AstraZeneca has broken its silence to insist that Pfizer’s financial offer in January for the company “very significantly undervalued AstraZeneca and its prospects”.

Its intervention came after Pfizer tried and failed to open communications with AstraZeneca on 26 April for a second time, leaving the US giant ‘considering its options’.

In its first public statement on the issue, Pfizer says that after ‘limited high-level discussions’ in January, AstraZeneca declined to pursue negotiations.

But Pfizer says it sought this month “to renew discussions in order to develop a proposal that could be recommended by both companies to their shareholders”.

AstraZeneca currently has a market value of £51.5 billion ($86.6 billion) but there is speculation that an offer for the company could be as high as $100 billion.

Pfizer’s decision to go public may have increased the pressure on AstraZeneca, which might feel the heat from shareholders keen to see whether a lucrative deal can be done.

However, AstraZeneca warns: “Shareholders are strongly advised to take no action.” It adds: “There can be no certainty that an offer will be made nor as to the terms on which any offer might be made.”

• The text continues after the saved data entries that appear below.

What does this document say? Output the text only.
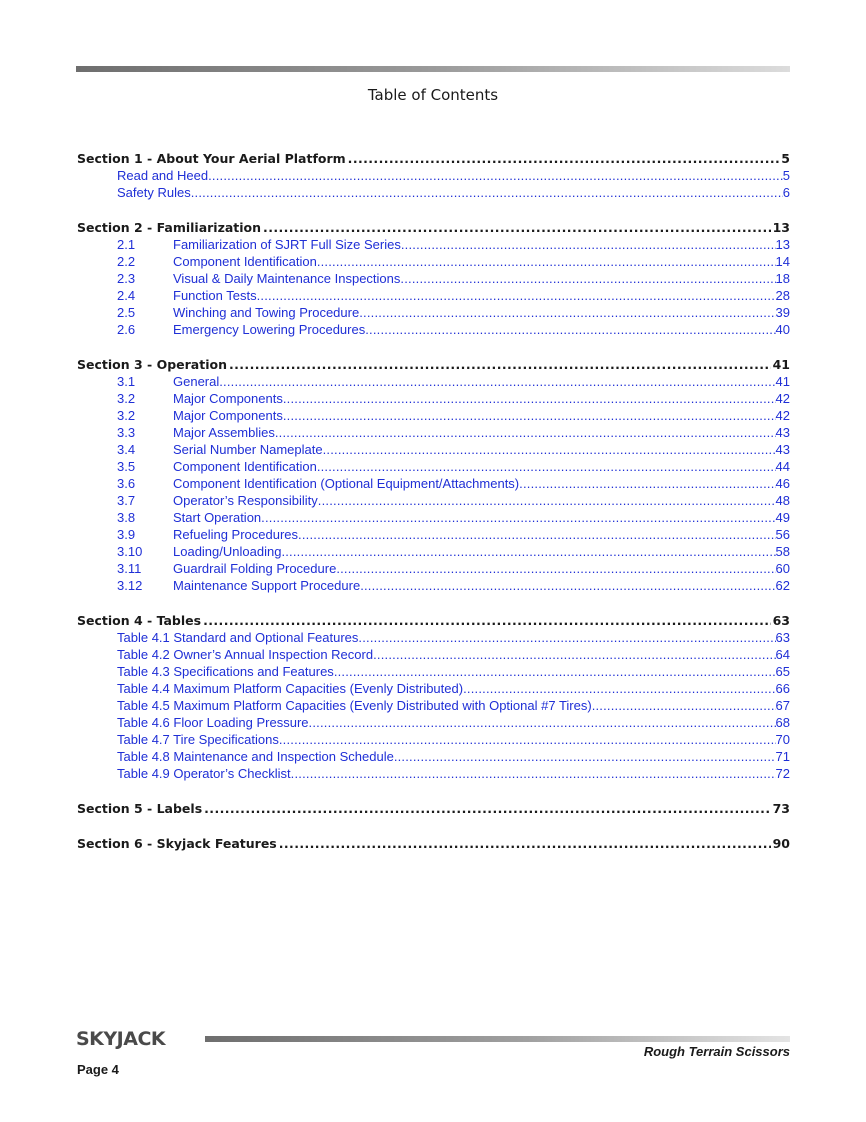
Table of Contents
Section 1 - About Your Aerial Platform .....	5
Read and Heed .....	5
Safety Rules .....	6
Section 2 - Familiarization .....	13
2.1	Familiarization of SJRT Full Size Series .....	13
2.2	Component Identification .....	14
2.3	Visual & Daily Maintenance Inspections .....	18
2.4	Function Tests .....	28
2.5	Winching and Towing Procedure .....	39
2.6	Emergency Lowering Procedures .....	40
Section 3 - Operation .....	41
3.1	General .....	41
3.2	Major Components .....	42
3.2	Major Components .....	42
3.3	Major Assemblies .....	43
3.4	Serial Number Nameplate .....	43
3.5	Component Identification .....	44
3.6	Component Identification (Optional Equipment/Attachments) .....	46
3.7	Operator’s Responsibility .....	48
3.8	Start Operation .....	49
3.9	Refueling Procedures .....	56
3.10	Loading/Unloading .....	58
3.11	Guardrail Folding Procedure .....	60
3.12	Maintenance Support Procedure .....	62
Section 4 - Tables .....	63
Table 4.1 Standard and Optional Features .....	63
Table 4.2 Owner’s Annual Inspection Record .....	64
Table 4.3 Specifications and Features .....	65
Table 4.4 Maximum Platform Capacities (Evenly Distributed) .....	66
Table 4.5 Maximum Platform Capacities (Evenly Distributed with Optional #7 Tires) .....	67
Table 4.6 Floor Loading Pressure .....	68
Table 4.7 Tire Specifications .....	70
Table 4.8 Maintenance and Inspection Schedule .....	71
Table 4.9 Operator’s Checklist .....	72
Section 5 - Labels .....	73
Section 6 - Skyjack Features .....	90
SKYJACK
Rough Terrain Scissors
Page 4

The company says Pfizer chief executive Ian Read contacted its chairman Leif Johansson most recently to suggest that the companies issue a joint statement saying they were in negotiations ‘regarding a combination’.

No offer was made this time, and AstraZeneca’s board decided that it was “not appropriate to engage in discussions with Pfizer” in the absence of a ‘specific and attractive proposal’.

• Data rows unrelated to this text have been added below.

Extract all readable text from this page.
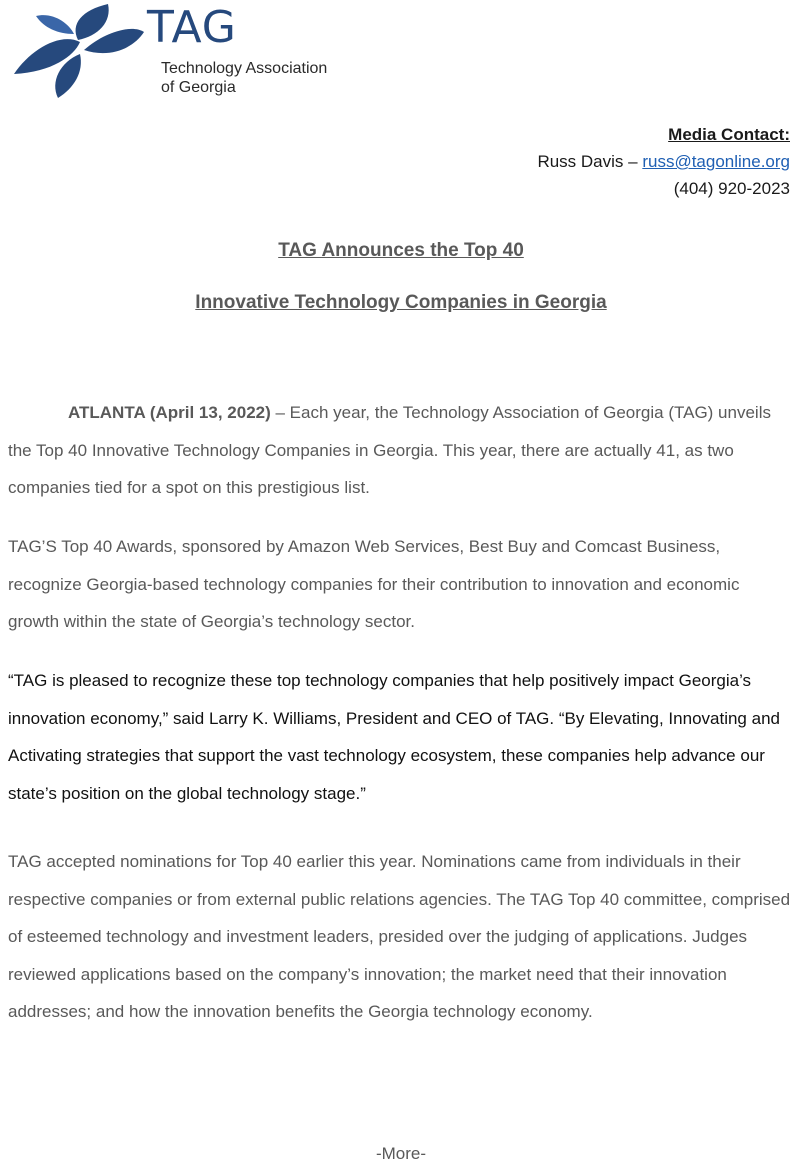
TAG
Technology Association
of Georgia
Media Contact:
Russ Davis – russ@tagonline.org
(404) 920-2023
TAG Announces the Top 40
Innovative Technology Companies in Georgia

ATLANTA (April 13, 2022) – Each year, the Technology Association of Georgia (TAG) unveils the Top 40 Innovative Technology Companies in Georgia. This year, there are actually 41, as two companies tied for a spot on this prestigious list.

TAG’S Top 40 Awards, sponsored by Amazon Web Services, Best Buy and Comcast Business, recognize Georgia-based technology companies for their contribution to innovation and economic growth within the state of Georgia’s technology sector.

“TAG is pleased to recognize these top technology companies that help positively impact Georgia’s innovation economy,” said Larry K. Williams, President and CEO of TAG. “By Elevating, Innovating and Activating strategies that support the vast technology ecosystem, these companies help advance our state’s position on the global technology stage.”

TAG accepted nominations for Top 40 earlier this year. Nominations came from individuals in their respective companies or from external public relations agencies. The TAG Top 40 committee, comprised of esteemed technology and investment leaders, presided over the judging of applications. Judges reviewed applications based on the company’s innovation; the market need that their innovation addresses; and how the innovation benefits the Georgia technology economy.

-More-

“This deal is still looking unlikely and we may see Pfizer push up the offer,” suggests John Lyon, professor of practice at Warwick Business School.

AstraZeneca was particularly concerned about the proposed structure of the transaction which was put to it in January, “which contained a large proportion of the consideration in Pfizer shares”.

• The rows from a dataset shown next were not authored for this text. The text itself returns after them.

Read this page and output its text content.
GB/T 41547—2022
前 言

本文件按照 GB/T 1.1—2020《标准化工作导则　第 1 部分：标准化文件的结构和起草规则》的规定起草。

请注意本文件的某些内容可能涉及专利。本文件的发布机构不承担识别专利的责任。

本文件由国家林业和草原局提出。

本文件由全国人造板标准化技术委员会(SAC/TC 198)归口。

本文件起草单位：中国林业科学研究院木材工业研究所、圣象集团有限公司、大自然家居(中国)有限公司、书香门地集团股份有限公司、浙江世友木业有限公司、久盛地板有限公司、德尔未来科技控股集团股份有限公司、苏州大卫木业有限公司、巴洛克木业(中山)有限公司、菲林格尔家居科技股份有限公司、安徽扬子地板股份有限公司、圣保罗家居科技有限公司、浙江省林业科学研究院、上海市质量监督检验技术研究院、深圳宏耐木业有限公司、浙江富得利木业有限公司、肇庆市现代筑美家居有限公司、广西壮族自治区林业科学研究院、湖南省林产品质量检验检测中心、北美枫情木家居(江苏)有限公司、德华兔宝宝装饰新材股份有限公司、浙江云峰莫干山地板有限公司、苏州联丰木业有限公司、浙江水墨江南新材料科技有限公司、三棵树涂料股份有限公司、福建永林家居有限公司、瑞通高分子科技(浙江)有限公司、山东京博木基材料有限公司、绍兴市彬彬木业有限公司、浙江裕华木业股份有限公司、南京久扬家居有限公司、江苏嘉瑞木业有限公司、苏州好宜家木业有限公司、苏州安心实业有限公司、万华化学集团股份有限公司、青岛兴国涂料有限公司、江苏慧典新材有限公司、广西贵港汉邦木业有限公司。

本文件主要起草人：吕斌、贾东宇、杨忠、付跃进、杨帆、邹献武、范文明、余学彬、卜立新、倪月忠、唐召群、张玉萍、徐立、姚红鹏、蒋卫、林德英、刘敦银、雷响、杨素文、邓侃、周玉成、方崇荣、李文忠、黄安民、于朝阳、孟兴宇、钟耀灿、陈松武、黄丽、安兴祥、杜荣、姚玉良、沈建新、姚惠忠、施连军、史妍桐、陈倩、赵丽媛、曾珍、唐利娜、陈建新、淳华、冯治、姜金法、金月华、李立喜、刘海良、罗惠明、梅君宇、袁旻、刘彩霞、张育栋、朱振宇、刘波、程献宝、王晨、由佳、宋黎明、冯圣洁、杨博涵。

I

The UK firm says it was told by Pfizer on 15 January “that it was no longer actively considering making an offer”.

AstraZeneca has offered a robust defence of its position, pointing to progress in its diabetes, respiratory and oncology pipelines and the pledge by chief executive Pascal Soriot to halt the slide in global sales in the next three years and focus on what he calls ‘scientific leadership’.

The company also says its share price has performed “strongly and consistently since late last year as AstraZeneca has continued to deliver on its clearly-stated strategy”.

“The Board remains confident in the ongoing execution of AstraZeneca’s strategy as an independent company and that its successful delivery will create significant value for shareholders,” it insists.